É preciso ter um certo cuidado com GTA 3 se nós quisermos ter um certo apreço pela verdade (ou, talvez melhor dizendo, pela justiça). Eu me recordo exatamente bem daquilo que ele representou em sua época de lançamento, pois era jogador viciado e comprada tudo quanto era de revista para me informar melhor. Ele foi, possivelmente até, o mais importante videogame de sua geração. Por quê? Ora, porque ele foi o primeiro game de que tenho notícia a tornar o (hoje predominante) gênero do open-world palpável como um novo paradigma em definitivo.
Sim, avanços anteriores já haviam sido realizados (como em Ocarina of Time, sem mencionar o maravilhoso Shenmue), mas nada tornava a sua realização algo tão tangível quanto GTA 3. Eu e meus amigos ficamos, à época, totalmente maravilhados e obcecados pelo jogo. Era como presenciar a abertura de um admirável mundo novo do entretenimento interativo. Ali havia uma "cidade de verdade", relativamente streamlined/sem grandes loading bars, com simulação de vida (ainda que com todas as suas limitações da época, é claro), uma atmosfera vibrante, com bairros diferentes, dinâmicas diferentes, etc. Ele também contava com um interessante sistema climático dinâmico que adicionava todo um charme especial ao jogo.
Ele também continha um divertido sistema de simulação de física, músicas "reais" (acessíveis nas hoje já tradicionais estações de rádio, o que fazia uma enorme diferença na nossa experiência com o jogo), o (atualmente já) tradicional sistema de "procurado pela polícia", chegando até a convocar o exército em nossa perseguição em seu mais grave estado de caos coletivo, e tudo isto, é claro, devidamente acompanhado por uma narrativa/estória que era tão profunda quanto ela precisava ser àquela altura - ou seja, muito pouco -, tudo para abarcar a constante porra-louquice maloqueira e inconsequente das nossas ações naquele universo.
Conclusão: era um jogo que exitosamente combinava um senso de realidade com um senso de irrealidade; de uma realística simulação da realidade com uma muito pouco realista liberdade de interagir com ela sem maiores consequências (exceção feita somente às puramente virtuais). Mas um "pequeno detalhe", com frequência negligenciado quando o assunto é GTA 3, são os seus gráficos: eles eram bons pra cacete - sim, mesmo contando aí a sua modelagem menos do que ideal. Pensemos apenas em seu senso de escala, até então inédito. Com todos aqueles sistemas dinâmicos correndo ao mesmo tempo e ainda conseguir segurar aqueles gráficos no PS2 ainda me parece ser um feito admirável.
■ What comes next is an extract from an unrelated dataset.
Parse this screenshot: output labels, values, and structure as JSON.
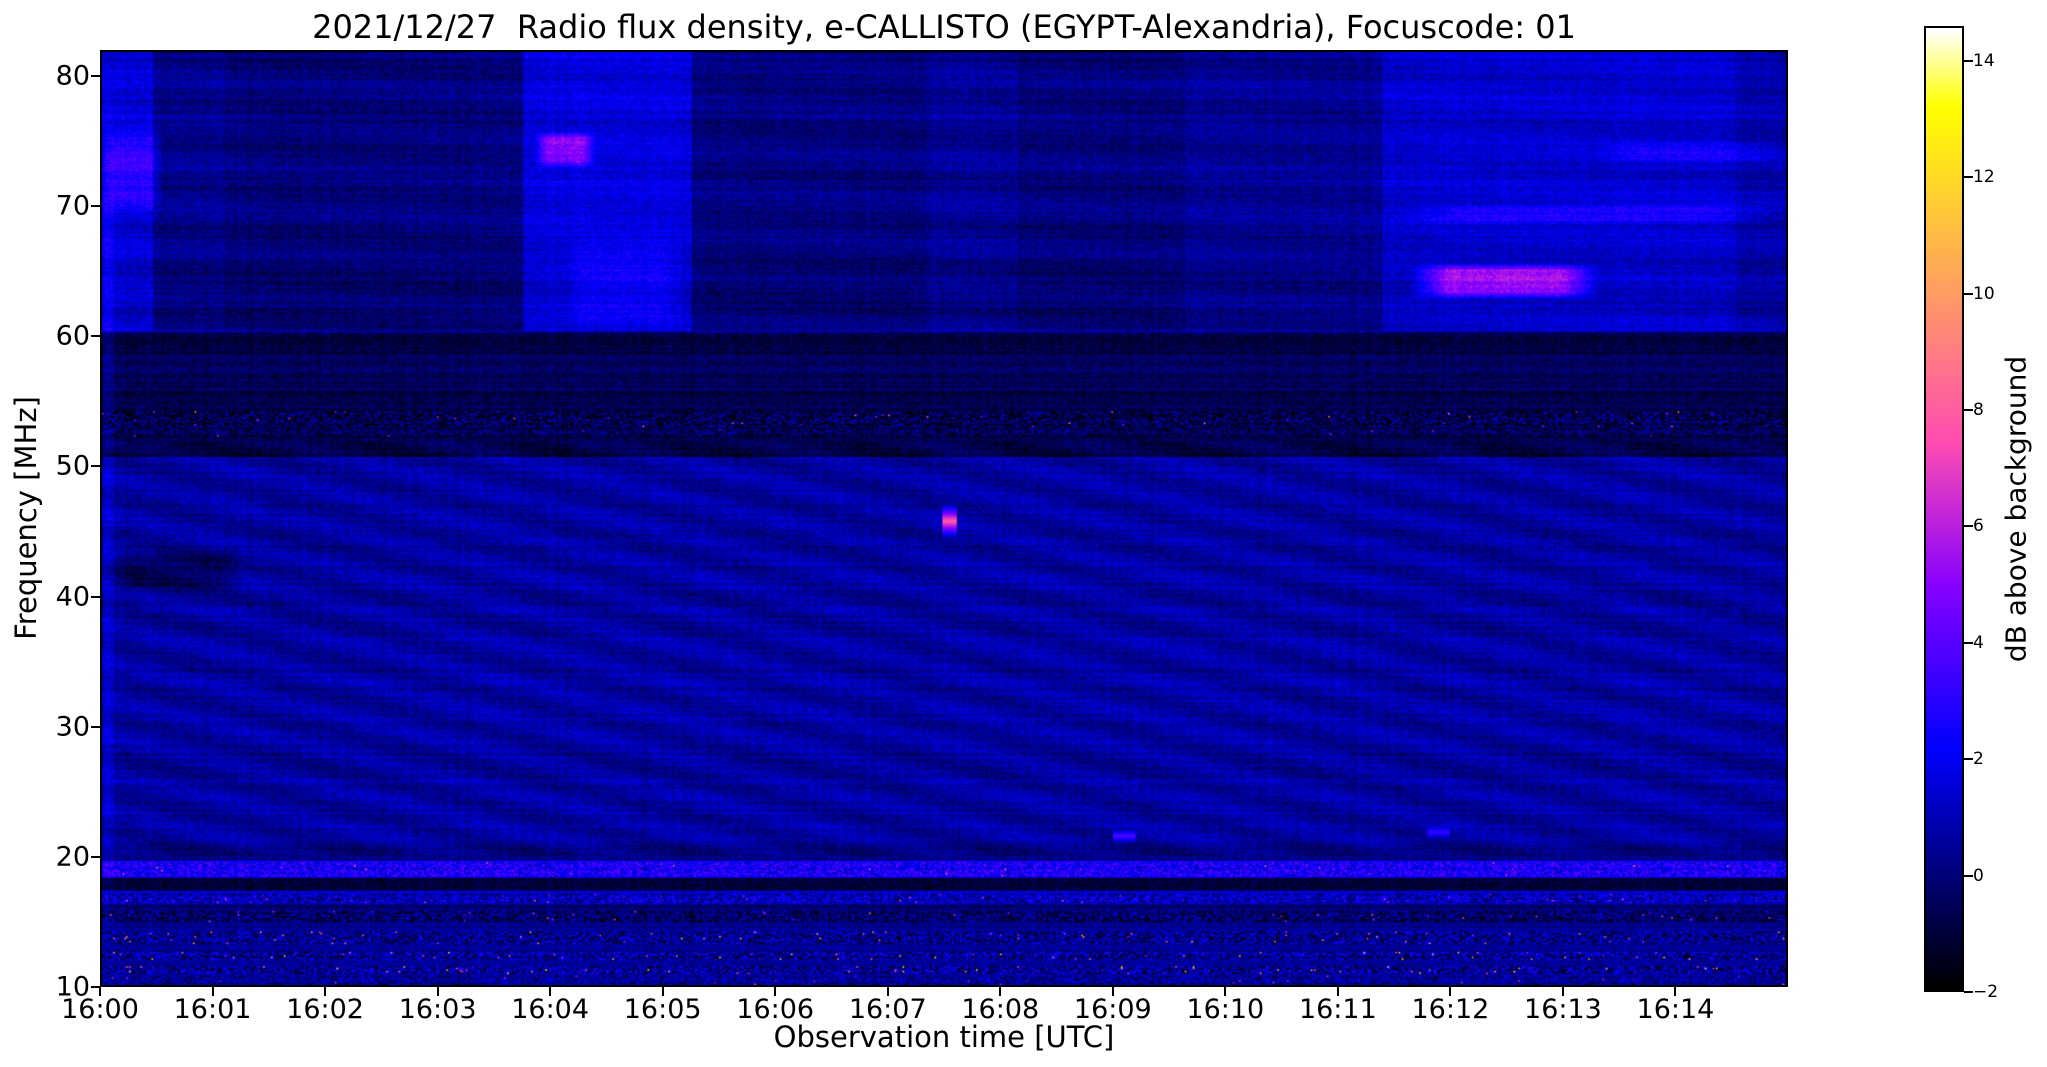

É por todas estas razões (e mais tantas outras) que eu acho errado focar-se demasiadamente sobre San Andreas ou mesmo Vice City, e condenar GTA 3 apenas a um agridoce e ralo festejo de "um necessário ato inaugural". Foi GTA 3 quem deu o grande salto qualitativo. Se qualquer coisa, ele foi a grande revolução a partir da qual aqueles dois jogos (Vice City e San Andreas) foram "somente meros refinamentos" (é claro que San Andreas foi bem mais que isso, mas de maneira alguma ele se iguala em importância ao gesto de GTA 3).
Mas, finalmente respondendo à pergunta do OP (rsrs), eu só jogaria GTA 3 hoje se experienciado pelo infeccioso óculos do fator nostalgia - e isto inclui também o San Andreas, que, ao menos para mim, também se demonstra um tanto quanto tosco e rudimentar para ser amplamente apreciado pelos padrões de hoje em dia. Ainda podem ser passageiramente divertidos em uma eventualidade? Mas é claro que sim! Do mesmo modo com que basicamente qualquer outro bom jogo de videogame já produzido. Apenas não se anime muito achando que jogá-lo somente hoje e pela primeira vez o proverá necessariamente com um imediato insight da sua grandeza histórica.